Nearly one year later, a full season as a Philadelphia Eagle under his belt, Michael Vick is in a different place in his football life. He is now, thanks to the trade of Donovan McNabb to the Redskins, the Eagles' No. 2 quarterback. He is, at this very moment, expected to back up Kevin Kolb in 2010, and in the fallout of the team's quarterback shuffle, Vick could see his role increase relatively substantially.
Will it? We don't know for sure. But after a season in which Vick threw 13 passes and ran 24 times, there really is nowhere to go but up, up, up on the relevance ledger. Kevin Kolb indicated during his two starts in 2009 that he had no problem with using Vick as a change-of-pace quarterback, even though Vick was active to play only against Kansas City (he had one carry for 7 yards in his Eagles debut).
The Eagles aren't planning to trade Vick, so it will be really interesting to see what they have in store for him this season. For his part, Vick should be a completely advanced quarterback. He has had a full year, and then some, to completely immerse himself in the offensive scheme. From that standpoint alone, Vick will be heads and shoulders better than he was last year.
Vick, though, has his body back. That may be more important than anything. He is a football player again. The Vick we saw early in 2009 was a step slower than he had been in his previous football life, and his instincts for the game were clearly rusty. He was not the aggressive, edgy running threat. The clock in his head, a must for any quarterback, just wasn't right.
As the year went along, though, Vick improved. He had better command of the passing game. He converted third downs. He became an option in the red zone.
A quad contusion against San Francisco in December marred Vick's progress, and he was not the same the rest of the season.
Now he is in the off-season conditioning program and looks and feels great. And in year two of his Eagles career, Vick is mature enough to realize his situation, one that requires another heaping dose of patience and nurturing. Vick wants to be an NFL starter. The Eagles appear intent on keeping him as a backup to Kolb, and Vick seems OK with that scenario.
The next step for the coaching staff is using Vick's abilities to the maximum.
You get the sense with all of these weapons, all of this speed, that the Eagles could run their variation of a spread offense if they wanted. Kolb tore up college football operating out of the shotgun during his days at the University of Houston. Could the Eagles interchange Kolb and Vick in that look, and add a cool wrinkle to the scheme?
Or maybe the Eagles could continue with Vick inserted into the offense in the red zone, where his dual-threat abilities caused problems for defenses last year. Maybe Vick could play a whole series at a time here and there, just to keep defenses guessing.
Certainly, it could be more of the same as it was in 2009, when Vick played more against certain teams and less against others.
This is the time to ponder the possibilities.
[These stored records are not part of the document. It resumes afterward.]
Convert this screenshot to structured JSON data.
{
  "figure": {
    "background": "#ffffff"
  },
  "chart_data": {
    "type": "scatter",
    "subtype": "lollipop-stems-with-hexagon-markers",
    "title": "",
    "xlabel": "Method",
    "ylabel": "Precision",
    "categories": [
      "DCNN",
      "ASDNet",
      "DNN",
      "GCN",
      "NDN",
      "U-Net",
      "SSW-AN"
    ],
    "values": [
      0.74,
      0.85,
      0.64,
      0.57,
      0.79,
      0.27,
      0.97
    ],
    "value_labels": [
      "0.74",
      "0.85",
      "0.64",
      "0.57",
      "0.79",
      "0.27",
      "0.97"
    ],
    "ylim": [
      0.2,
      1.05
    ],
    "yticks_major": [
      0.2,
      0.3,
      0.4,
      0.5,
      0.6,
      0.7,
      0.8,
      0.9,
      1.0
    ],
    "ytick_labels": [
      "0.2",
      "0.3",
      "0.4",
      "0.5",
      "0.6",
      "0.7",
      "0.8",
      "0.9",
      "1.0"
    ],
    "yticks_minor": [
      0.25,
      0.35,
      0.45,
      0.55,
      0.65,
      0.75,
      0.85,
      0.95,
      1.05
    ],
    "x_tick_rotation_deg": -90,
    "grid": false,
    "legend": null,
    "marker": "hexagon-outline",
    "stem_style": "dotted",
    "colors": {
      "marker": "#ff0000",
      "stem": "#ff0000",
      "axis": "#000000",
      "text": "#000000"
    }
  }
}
The Eagles have Kolb and they have Vick and they are either going to acquire a veteran along the way or invest one of their 11 draft picks on a young quarterback to groom. Vick is, in a lot of ways, a wild card that the Eagles used off and on and maybe could have gone to more in his first season here.
Without McNabb, the offense takes on a whole different personality. For 11 seasons, the scheme revolved around McNabb. With Kolb and Vick, the Eagles can go in any direction they want. This isn't a suggestion that the Eagles will become a more run-oriented team, but there is certainly the opportunity to do so should Andy Reid and Marty Mornhinweg choose to go that route. They have this wonderful talent in Vick, and now they actually have a full off-season to devise ways to incorporate what he does more into the offense.
Trading McNabb means a lot of different things within the offense, most of which we don't know. The coaching staff tweaks the X's and O's each day, keeping in mind the personnel here. Well, Vick is here. And he is staying here, barring a surprise move. The Eagles didn't have the luxury of planning Vick packages last year until the season was right on top of them. Now they have an entire off-season. What does that mean for the offense? What does that mean for Vick?
Didn't you expect more time for Vick last year? The Eagles made that bold move to sign him and then they used him sparingly. What was the deal? Why not use the guy?
Clearly, the Eagles saw that it took some time for Vick to knock off the rust, and just when he was getting into his groove, the quad injury set Vick back.
What happens when the man enters the season with all the confidence in the scheme, and he has his quickness back, and the Eagles see a player with game-breaking speed and electrifying moves? How much will the coaches use Vick?
I'm dreaming here, I know. When the Eagles signed Vick, I had so many visions. I remember asking Mornhinweg in the NovaCare Complex cafeteria if Vick could catch a pass and he said, "Yeah, sure. Michael can do anything on the football field." I actually thought the Eagles would use him more. It was disappointing seeing Vick play a snap here or there, but it was understandable. When you have DeSean Jackson and Jeremy Maclin and Jason Avant, the preference is to get the ball in their hands.
But now the picture is different. Vick has bumped up the depth chart. What that means in the big picture is something to track as the season creeps closer.